Question

$\lim_{x \to \infty} \left[ \frac{x^2 + 1}{x + 1} - ax - b \right], \, (a, b \in \mathbb{R}) = 0$. Then

• A. a=0, b=1
• B. a= 1, b= -1
• C. a = -1, b = 1
• D. a = 0, b =0

Answer 1

The Correct Option is B

We are given the limit expression: \[ \lim_{x \to \infty} \left[ \frac{x^2 + 1}{x + 1} - ax - b \right] \]

Step 1: Simplify the rational expression
We start by simplifying the rational term \( \frac{x^2 + 1}{x + 1} \). Perform polynomial long division on \( \frac{x^2 + 1}{x + 1} \): Dividing \( x^2 + 1 \) by \( x + 1 \), we get: \[ \frac{x^2 + 1}{x + 1} = x - 1 + \frac{2}{x + 1} \] Thus, the original expression becomes: \[ \frac{x^2 + 1}{x + 1} - ax - b = \left( x - 1 + \frac{2}{x + 1} \right) - ax - b \] 

Step 2: Combine like terms
Now, combine like terms: \[ x - 1 + \frac{2}{x + 1} - ax - b = (x - ax) + (-1 - b) + \frac{2}{x + 1} \] \[ = (1 - a)x + (-1 - b) + \frac{2}{x + 1} \] 

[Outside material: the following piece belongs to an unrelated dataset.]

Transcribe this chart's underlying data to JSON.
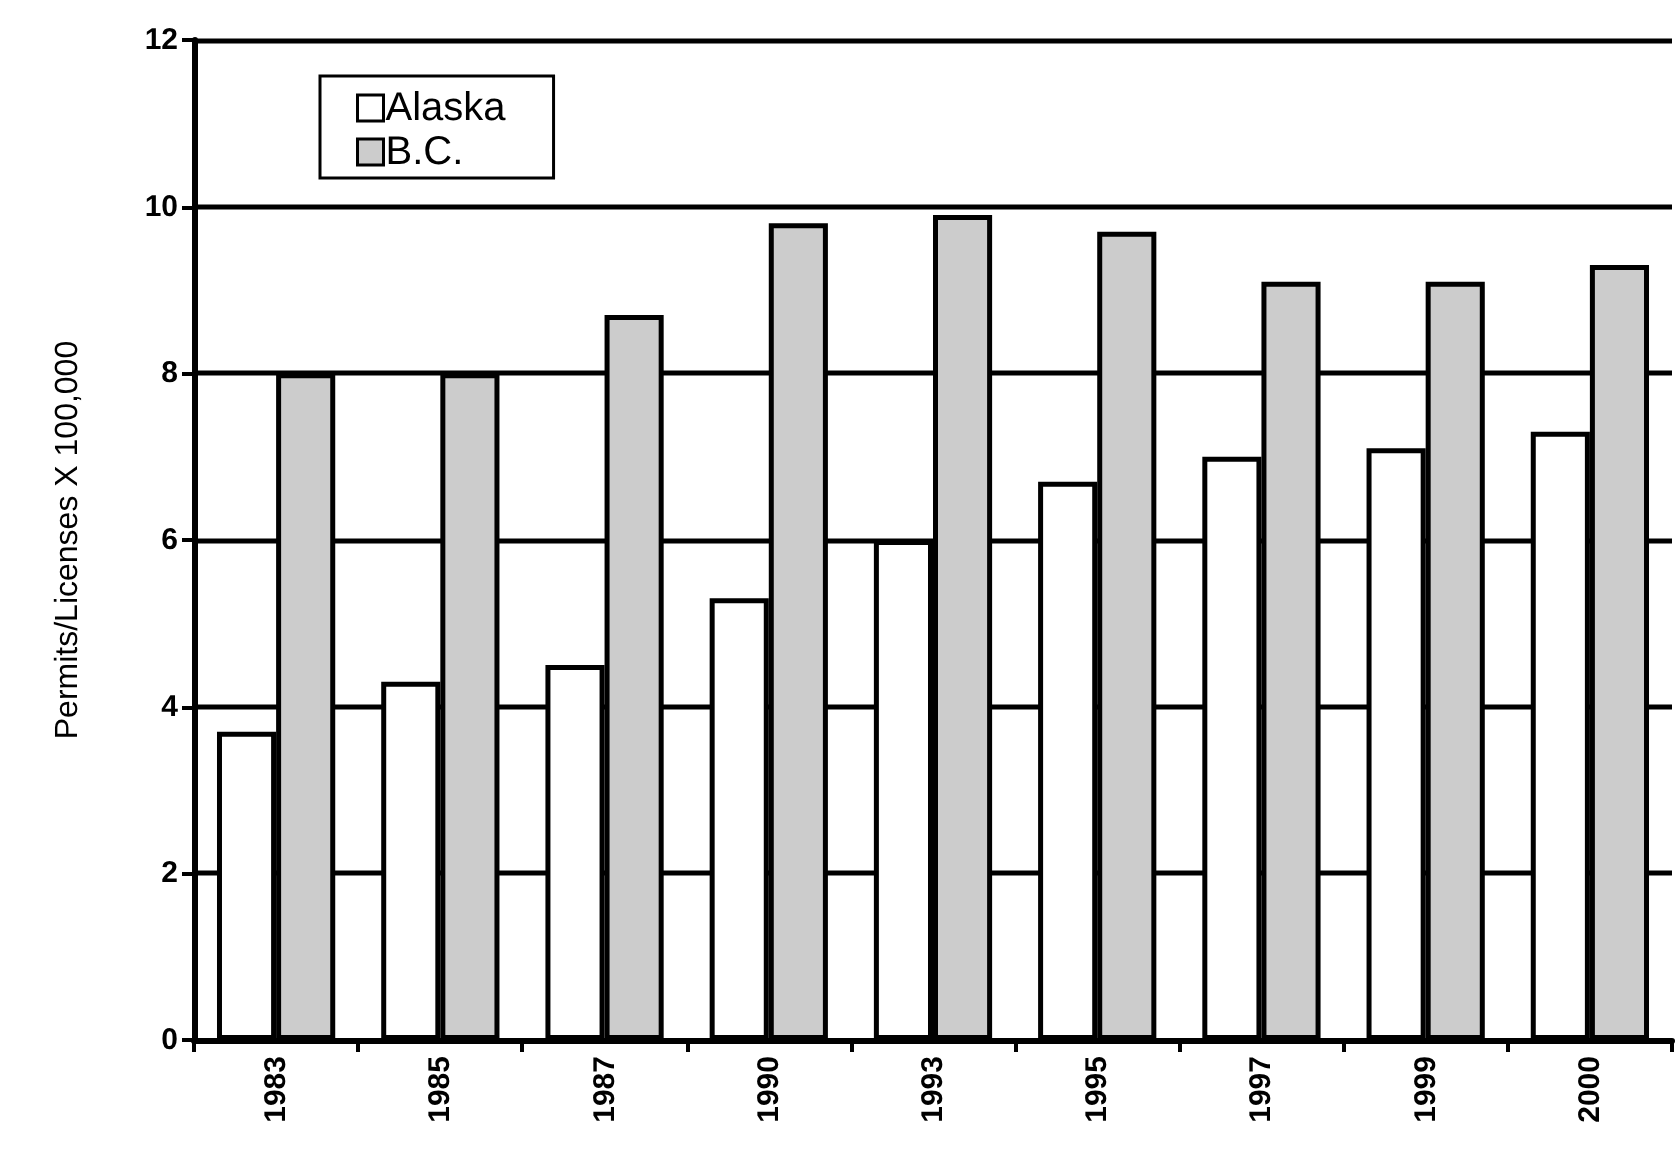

Step 3: Evaluate the limit
As \( x \to \infty \), the term \( \frac{2}{x + 1} \to 0 \), so the expression simplifies to: \[ (1 - a)x + (-1 - b) \] For the limit to be 0, the coefficient of \( x \) must be 0, i.e., \( 1 - a = 0 \), which gives \( a = 1 \). Additionally, the constant term must also be 0, i.e., \( -1 - b = 0 \), which gives \( b = -1 \). 

Conclusion:
Therefore, the values of \( a \) and \( b \) are \( a = 1 \) and \( b = -1 \).

Answer:

\[ \boxed{a = 1, b = -1} \]